Example: In Romania, the "Solar Tracks" project includes constructing lithium-ion energy storage systems with a capacity of 50 MWh along major rail lines. In the event of a power outage, trains can continue running for up to 6 hours, reducing the risk of disruptions and enhancing passenger confidence.
Building a Positive Image: Railways as Ambassadors of Sustainability
Green investments in the railway sector have become a hallmark of modern and responsible transport. Operators involved in RES projects gain recognition from passengers, businesses, and local communities as leaders in sustainable development.
Example: In Austria, the national railway operator ÖBB implemented the "Eco-Stations" project, equipping stations with photovoltaic panels that power lighting, air conditioning, and electric bike chargers. In its first year, this system reduced CO₂ emissions by 10,000 tons, equivalent to the annual energy consumption of 4,000 households.
CC: PKP Energetyka
Benefits in Numbers: Why Invest in Renewable Energy for Railways?
Economy of Scale: The cost of solar and wind energy has dropped by 70% over the last decade.
Energy Stability: Energy storage systems can provide uninterrupted power for 4–6 hours in case of grid failure.
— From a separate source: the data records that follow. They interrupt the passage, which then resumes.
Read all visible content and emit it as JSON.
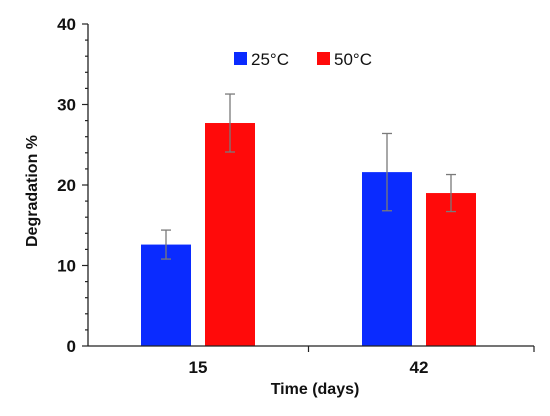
{
  "chart_data": {
    "type": "bar",
    "title": "",
    "xlabel": "Time (days)",
    "ylabel": "Degradation %",
    "categories": [
      "15",
      "42"
    ],
    "ylim": [
      0,
      40
    ],
    "yticks": [
      0,
      10,
      20,
      30,
      40
    ],
    "grid": false,
    "legend_position": "top-center",
    "error_bars": true,
    "series": [
      {
        "name": "25°C",
        "color": "#0a2bff",
        "values": [
          12.6,
          21.6
        ],
        "errors": [
          1.8,
          4.8
        ]
      },
      {
        "name": "50°C",
        "color": "#ff0a0a",
        "values": [
          27.7,
          19.0
        ],
        "errors": [
          3.6,
          2.3
        ]
      }
    ]
  }
}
Carbon Footprint: Stations using renewable energy reduce CO₂ emissions by an average of 50% compared to traditional solutions.
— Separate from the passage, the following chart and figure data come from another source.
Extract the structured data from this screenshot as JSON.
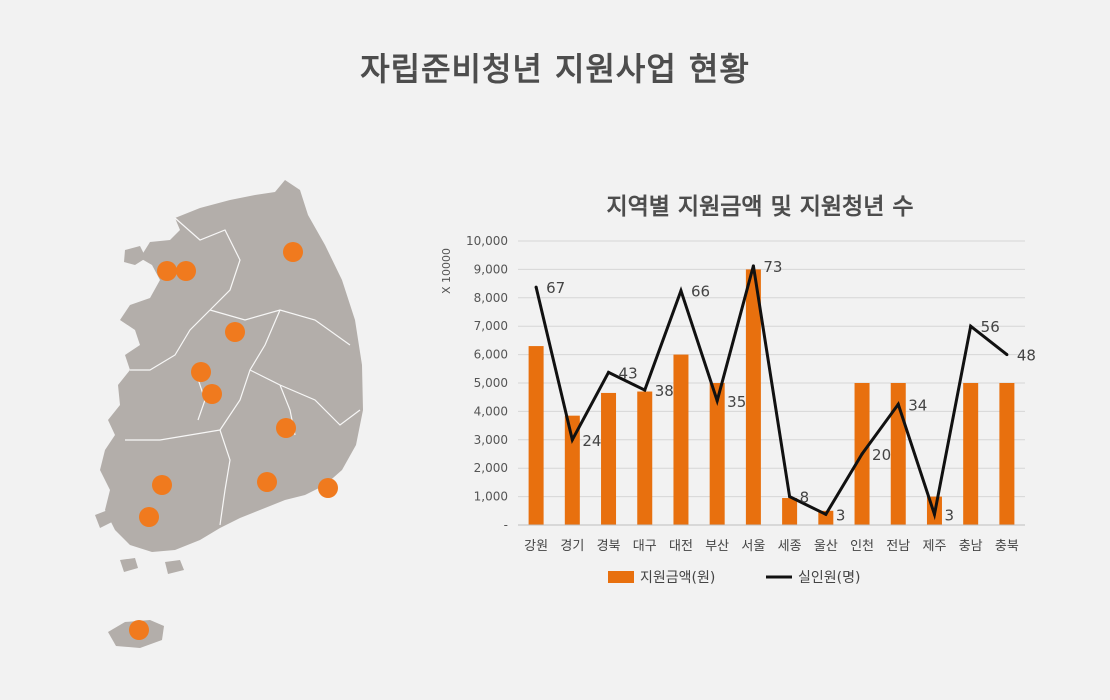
{
  "page": {
    "title": "자립준비청년 지원사업 현황"
  },
  "colors": {
    "background": "#f2f2f2",
    "bar": "#e8700e",
    "line": "#111111",
    "map_land": "#b3aeaa",
    "map_marker": "#f07a1e"
  },
  "map": {
    "marker_count": 12
  },
  "chart_data": {
    "type": "bar",
    "title": "지역별 지원금액 및 지원청년 수",
    "y_unit_label": "X 10000",
    "categories": [
      "강원",
      "경기",
      "경북",
      "대구",
      "대전",
      "부산",
      "서울",
      "세종",
      "울산",
      "인천",
      "전남",
      "제주",
      "충남",
      "충북"
    ],
    "y_ticks": [
      "-",
      "1,000",
      "2,000",
      "3,000",
      "4,000",
      "5,000",
      "6,000",
      "7,000",
      "8,000",
      "9,000",
      "10,000"
    ],
    "ylim": [
      0,
      10000
    ],
    "grid": true,
    "legend_position": "bottom",
    "series": [
      {
        "name": "지원금액(원)",
        "type": "bar",
        "values": [
          6300,
          3850,
          4650,
          4700,
          6000,
          5000,
          9000,
          950,
          500,
          5000,
          5000,
          1000,
          5000,
          5000
        ]
      },
      {
        "name": "실인원(명)",
        "type": "line",
        "values": [
          67,
          24,
          43,
          38,
          66,
          35,
          73,
          8,
          3,
          20,
          34,
          3,
          56,
          48
        ],
        "labels": [
          "67",
          "24",
          "43",
          "38",
          "66",
          "35",
          "73",
          "8",
          "3",
          "20",
          "34",
          "3",
          "56",
          "48"
        ]
      }
    ]
  }
}
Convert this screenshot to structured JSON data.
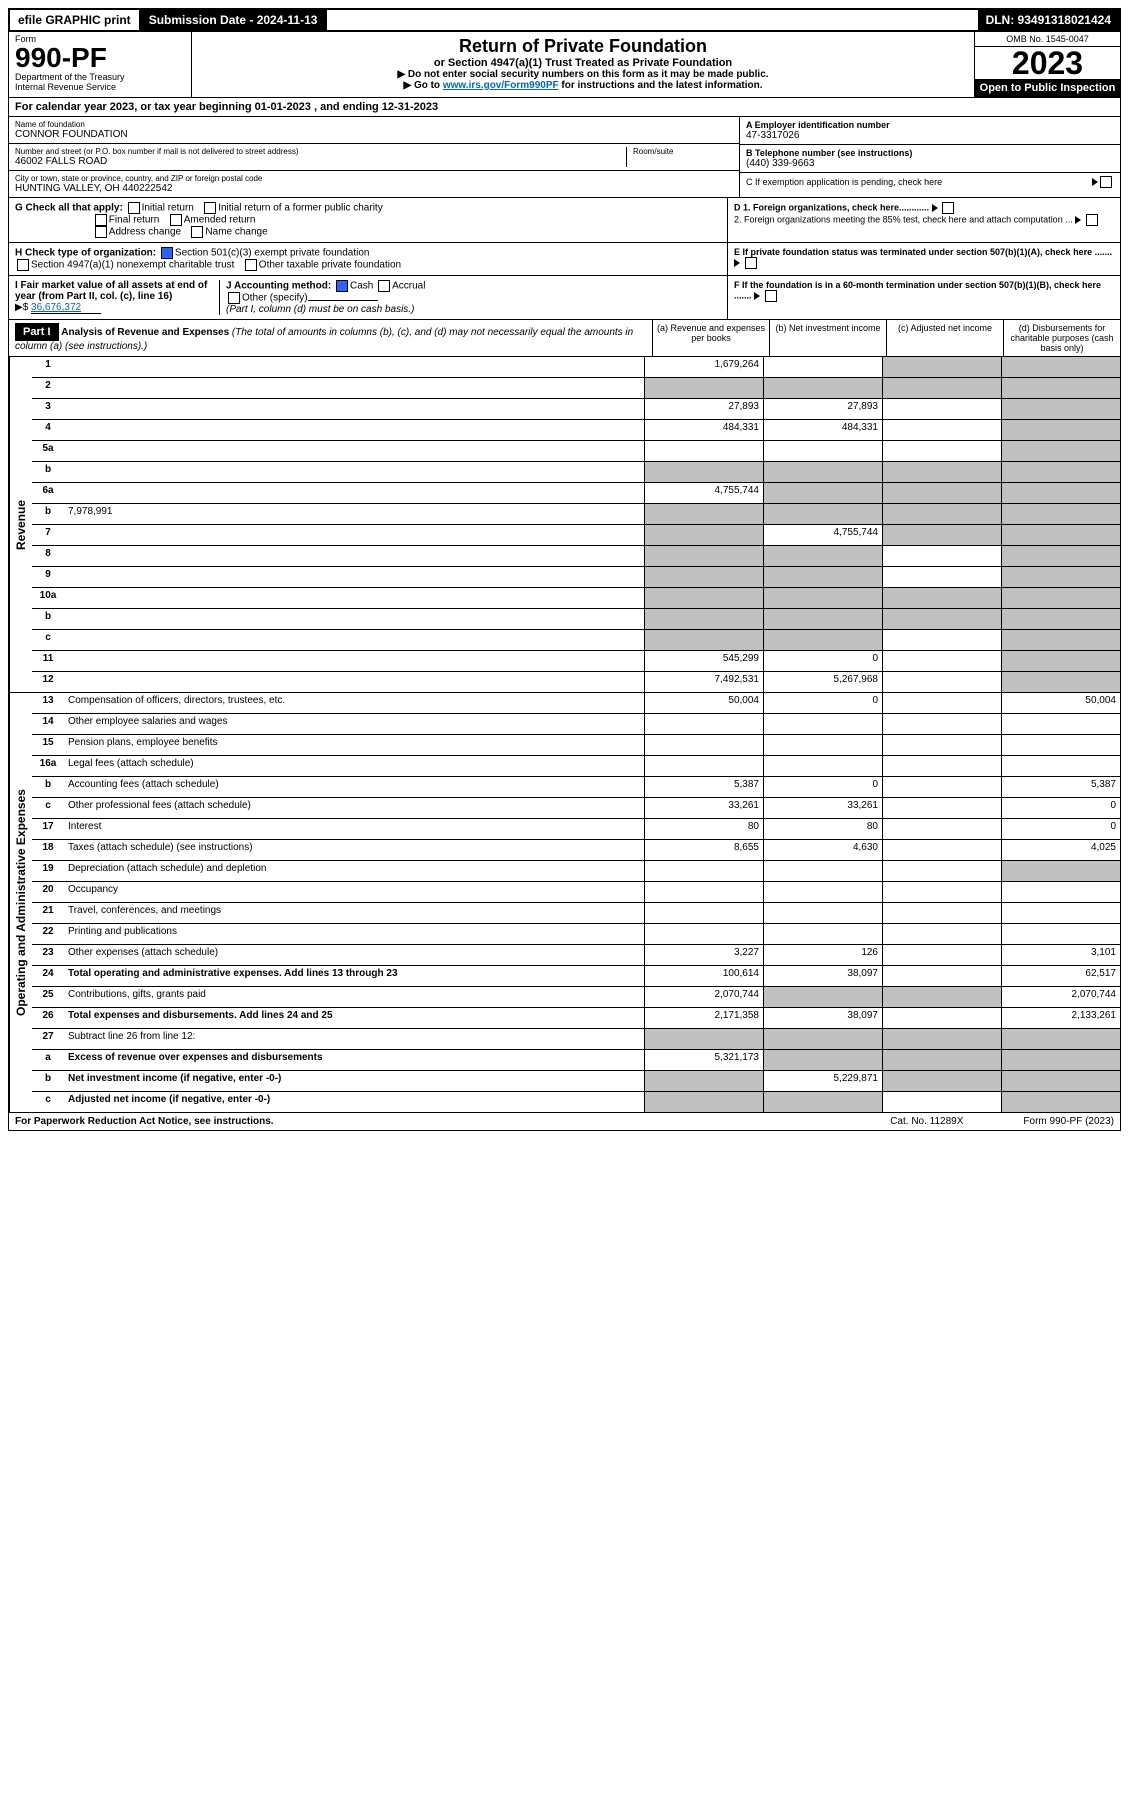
{
  "top": {
    "efile": "efile GRAPHIC print",
    "submission": "Submission Date - 2024-11-13",
    "dln": "DLN: 93491318021424"
  },
  "header": {
    "form_label": "Form",
    "form_no": "990-PF",
    "dept": "Department of the Treasury",
    "irs": "Internal Revenue Service",
    "title": "Return of Private Foundation",
    "subtitle": "or Section 4947(a)(1) Trust Treated as Private Foundation",
    "instr1": "▶ Do not enter social security numbers on this form as it may be made public.",
    "instr2_pre": "▶ Go to ",
    "instr2_link": "www.irs.gov/Form990PF",
    "instr2_post": " for instructions and the latest information.",
    "omb": "OMB No. 1545-0047",
    "year": "2023",
    "open": "Open to Public Inspection"
  },
  "period": "For calendar year 2023, or tax year beginning 01-01-2023           , and ending 12-31-2023",
  "entity": {
    "name_label": "Name of foundation",
    "name": "CONNOR FOUNDATION",
    "addr_label": "Number and street (or P.O. box number if mail is not delivered to street address)",
    "addr": "46002 FALLS ROAD",
    "room_label": "Room/suite",
    "city_label": "City or town, state or province, country, and ZIP or foreign postal code",
    "city": "HUNTING VALLEY, OH  440222542",
    "a_label": "A Employer identification number",
    "a_val": "47-3317026",
    "b_label": "B Telephone number (see instructions)",
    "b_val": "(440) 339-9663",
    "c_label": "C If exemption application is pending, check here"
  },
  "checks": {
    "g_label": "G Check all that apply:",
    "g_opts": [
      "Initial return",
      "Initial return of a former public charity",
      "Final return",
      "Amended return",
      "Address change",
      "Name change"
    ],
    "h_label": "H Check type of organization:",
    "h1": "Section 501(c)(3) exempt private foundation",
    "h2": "Section 4947(a)(1) nonexempt charitable trust",
    "h3": "Other taxable private foundation",
    "i_label": "I Fair market value of all assets at end of year (from Part II, col. (c), line 16)",
    "i_val": "36,676,372",
    "j_label": "J Accounting method:",
    "j1": "Cash",
    "j2": "Accrual",
    "j3": "Other (specify)",
    "j_note": "(Part I, column (d) must be on cash basis.)",
    "d1": "D 1. Foreign organizations, check here............",
    "d2": "2. Foreign organizations meeting the 85% test, check here and attach computation ...",
    "e": "E  If private foundation status was terminated under section 507(b)(1)(A), check here .......",
    "f": "F  If the foundation is in a 60-month termination under section 507(b)(1)(B), check here .......",
    "i_prefix": "▶$  "
  },
  "part1": {
    "label": "Part I",
    "title": "Analysis of Revenue and Expenses",
    "title_note": " (The total of amounts in columns (b), (c), and (d) may not necessarily equal the amounts in column (a) (see instructions).)",
    "col_a": "(a)   Revenue and expenses per books",
    "col_b": "(b)   Net investment income",
    "col_c": "(c)   Adjusted net income",
    "col_d": "(d)   Disbursements for charitable purposes (cash basis only)"
  },
  "sections": {
    "revenue": "Revenue",
    "expenses": "Operating and Administrative Expenses"
  },
  "lines": [
    {
      "n": "1",
      "d": "",
      "a": "1,679,264",
      "b": "",
      "c": "",
      "shaded": [
        "c",
        "d"
      ]
    },
    {
      "n": "2",
      "d": "",
      "a": "",
      "b": "",
      "c": "",
      "shaded": [
        "a",
        "b",
        "c",
        "d"
      ]
    },
    {
      "n": "3",
      "d": "",
      "a": "27,893",
      "b": "27,893",
      "c": "",
      "shaded": [
        "d"
      ]
    },
    {
      "n": "4",
      "d": "",
      "a": "484,331",
      "b": "484,331",
      "c": "",
      "shaded": [
        "d"
      ]
    },
    {
      "n": "5a",
      "d": "",
      "a": "",
      "b": "",
      "c": "",
      "shaded": [
        "d"
      ]
    },
    {
      "n": "b",
      "d": "",
      "a": "",
      "b": "",
      "c": "",
      "shaded": [
        "a",
        "b",
        "c",
        "d"
      ],
      "inline": true
    },
    {
      "n": "6a",
      "d": "",
      "a": "4,755,744",
      "b": "",
      "c": "",
      "shaded": [
        "b",
        "c",
        "d"
      ]
    },
    {
      "n": "b",
      "d": "",
      "inline_val": "7,978,991",
      "a": "",
      "b": "",
      "c": "",
      "shaded": [
        "a",
        "b",
        "c",
        "d"
      ]
    },
    {
      "n": "7",
      "d": "",
      "a": "",
      "b": "4,755,744",
      "c": "",
      "shaded": [
        "a",
        "c",
        "d"
      ]
    },
    {
      "n": "8",
      "d": "",
      "a": "",
      "b": "",
      "c": "",
      "shaded": [
        "a",
        "b",
        "d"
      ]
    },
    {
      "n": "9",
      "d": "",
      "a": "",
      "b": "",
      "c": "",
      "shaded": [
        "a",
        "b",
        "d"
      ]
    },
    {
      "n": "10a",
      "d": "",
      "a": "",
      "b": "",
      "c": "",
      "shaded": [
        "a",
        "b",
        "c",
        "d"
      ],
      "inline": true
    },
    {
      "n": "b",
      "d": "",
      "a": "",
      "b": "",
      "c": "",
      "shaded": [
        "a",
        "b",
        "c",
        "d"
      ],
      "inline": true
    },
    {
      "n": "c",
      "d": "",
      "a": "",
      "b": "",
      "c": "",
      "shaded": [
        "a",
        "b",
        "d"
      ]
    },
    {
      "n": "11",
      "d": "",
      "a": "545,299",
      "b": "0",
      "c": "",
      "shaded": [
        "d"
      ]
    },
    {
      "n": "12",
      "d": "",
      "a": "7,492,531",
      "b": "5,267,968",
      "c": "",
      "bold": true,
      "shaded": [
        "d"
      ]
    }
  ],
  "exp_lines": [
    {
      "n": "13",
      "d": "Compensation of officers, directors, trustees, etc.",
      "a": "50,004",
      "b": "0",
      "c": "",
      "dd": "50,004"
    },
    {
      "n": "14",
      "d": "Other employee salaries and wages",
      "a": "",
      "b": "",
      "c": "",
      "dd": ""
    },
    {
      "n": "15",
      "d": "Pension plans, employee benefits",
      "a": "",
      "b": "",
      "c": "",
      "dd": ""
    },
    {
      "n": "16a",
      "d": "Legal fees (attach schedule)",
      "a": "",
      "b": "",
      "c": "",
      "dd": ""
    },
    {
      "n": "b",
      "d": "Accounting fees (attach schedule)",
      "a": "5,387",
      "b": "0",
      "c": "",
      "dd": "5,387"
    },
    {
      "n": "c",
      "d": "Other professional fees (attach schedule)",
      "a": "33,261",
      "b": "33,261",
      "c": "",
      "dd": "0"
    },
    {
      "n": "17",
      "d": "Interest",
      "a": "80",
      "b": "80",
      "c": "",
      "dd": "0"
    },
    {
      "n": "18",
      "d": "Taxes (attach schedule) (see instructions)",
      "a": "8,655",
      "b": "4,630",
      "c": "",
      "dd": "4,025"
    },
    {
      "n": "19",
      "d": "Depreciation (attach schedule) and depletion",
      "a": "",
      "b": "",
      "c": "",
      "dd": "",
      "shaded": [
        "dd"
      ]
    },
    {
      "n": "20",
      "d": "Occupancy",
      "a": "",
      "b": "",
      "c": "",
      "dd": ""
    },
    {
      "n": "21",
      "d": "Travel, conferences, and meetings",
      "a": "",
      "b": "",
      "c": "",
      "dd": ""
    },
    {
      "n": "22",
      "d": "Printing and publications",
      "a": "",
      "b": "",
      "c": "",
      "dd": ""
    },
    {
      "n": "23",
      "d": "Other expenses (attach schedule)",
      "a": "3,227",
      "b": "126",
      "c": "",
      "dd": "3,101"
    },
    {
      "n": "24",
      "d": "Total operating and administrative expenses. Add lines 13 through 23",
      "a": "100,614",
      "b": "38,097",
      "c": "",
      "dd": "62,517",
      "bold": true
    },
    {
      "n": "25",
      "d": "Contributions, gifts, grants paid",
      "a": "2,070,744",
      "b": "",
      "c": "",
      "dd": "2,070,744",
      "shaded": [
        "b",
        "c"
      ]
    },
    {
      "n": "26",
      "d": "Total expenses and disbursements. Add lines 24 and 25",
      "a": "2,171,358",
      "b": "38,097",
      "c": "",
      "dd": "2,133,261",
      "bold": true
    },
    {
      "n": "27",
      "d": "Subtract line 26 from line 12:",
      "a": "",
      "b": "",
      "c": "",
      "dd": "",
      "shaded": [
        "a",
        "b",
        "c",
        "dd"
      ]
    },
    {
      "n": "a",
      "d": "Excess of revenue over expenses and disbursements",
      "a": "5,321,173",
      "b": "",
      "c": "",
      "dd": "",
      "bold": true,
      "shaded": [
        "b",
        "c",
        "dd"
      ]
    },
    {
      "n": "b",
      "d": "Net investment income (if negative, enter -0-)",
      "a": "",
      "b": "5,229,871",
      "c": "",
      "dd": "",
      "bold": true,
      "shaded": [
        "a",
        "c",
        "dd"
      ]
    },
    {
      "n": "c",
      "d": "Adjusted net income (if negative, enter -0-)",
      "a": "",
      "b": "",
      "c": "",
      "dd": "",
      "bold": true,
      "shaded": [
        "a",
        "b",
        "dd"
      ]
    }
  ],
  "footer": {
    "left": "For Paperwork Reduction Act Notice, see instructions.",
    "cat": "Cat. No. 11289X",
    "right": "Form 990-PF (2023)"
  }
}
Passenger Trust: 82% of travelers state that they prefer operators promoting eco-friendly solutions.
The energy transformation of railways is a bold response to the pressing challenges of the 21st century. Across Europe, nations are demonstrating how renewable energy sources (RES) can revolutionize transportation, building efficient, modern, and environmentally friendly infrastructure that sets a global standard.
Integrating RES technologies into railway infrastructure delivers benefits that extend far beyond the tracks. Operational cost reductions, energy stability, and a green public image collectively enhance the appeal of railways to passengers and investors alike. These advancements highlight the sector's readiness to innovate and adapt.
Such initiatives are positioning railways as champions of sustainable transport, powered by the energy of tomorrow. They are no longer just a mode of transit but a testament to how technology and sustainability can move hand in hand, inspiring a greener future for all.